The exemplar of effortless cool himself, Steve McQueen, in what has been referred to as the most stylish film ever made, wears a Prince of Wales check suit with such an easy style it would be perfectly acceptable to feel insulted.

Steve McQueen Suit

James Bond has found himself pursuing villains across the globe fully decked out in it. In no less than three guises. Roger Moore looked splendid with his flash-of-red blazer as seen at the top of this post. Sean Connery kept it simplistic and unfussy whilst Daniel Craig’s best-worn rendering was kept for the premiere of Casino Royale. He also went to the impressively committed lengths of matching his actual eyeballs with his tie. That’s why he’s James Bond and we aren’t.
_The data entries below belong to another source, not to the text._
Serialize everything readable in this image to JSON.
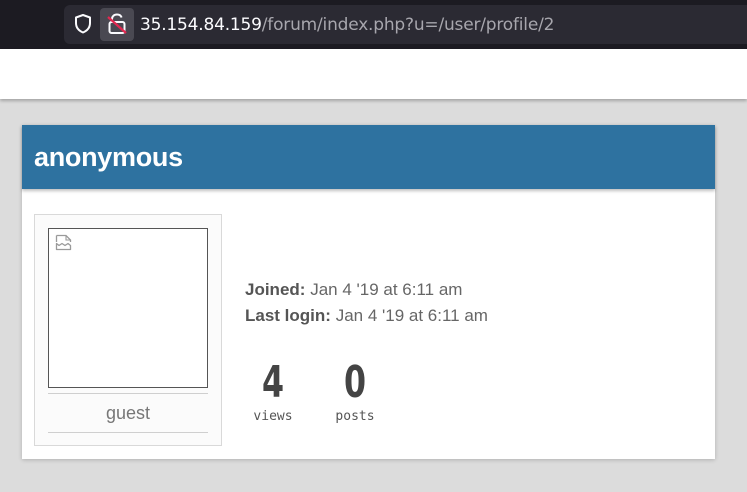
{
  "browser": {
    "url_host": "35.154.84.159",
    "url_path": "/forum/index.php?u=/user/profile/2"
  },
  "profile": {
    "username": "anonymous",
    "role": "guest",
    "joined_label": "Joined:",
    "joined_value": "Jan 4 '19 at 6:11 am",
    "last_login_label": "Last login:",
    "last_login_value": "Jan 4 '19 at 6:11 am",
    "stats": [
      {
        "value": "4",
        "label": "views"
      },
      {
        "value": "0",
        "label": "posts"
      }
    ]
  },
  "icons": {
    "tracking_protection": "shield-icon",
    "insecure_connection": "broken-lock-icon",
    "avatar_missing": "broken-image-icon"
  }
}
Daniel Craig Prince of Wales CheckImage Source: Therake.com

In this writers opinion though, if we are to borrow from that slightly peculiar trend known as Who Wore It Better, we’d have to plump for, with a little hesitation and not inconsiderable thought, Carry Grant. Of course Grant could look iconic in a pair of Reebok Classics and an apron, but look, would you, at the photograph below.

Cary Grant

How many of us have in the past, or will in the future, have hoped that our suits allow us to project that same full-beam urbane magnificence? You want a whisky with Grant in that suit. You want him to regale to you his best anecdote down to the last nanoscopic detail.

When he insists that the tires were already bald when you lent him the car, you believe him.

Can there be another cloth that ensures season-on-season fashionability, be it tailored, high-end, high street or fit for the hunting ground like Prince of Wales check? Is there another cloth so relentlessly beloved of the highest fashion houses, who perpetually re-jig and realign those chequered charms?

Carry Grant says no. You believe him.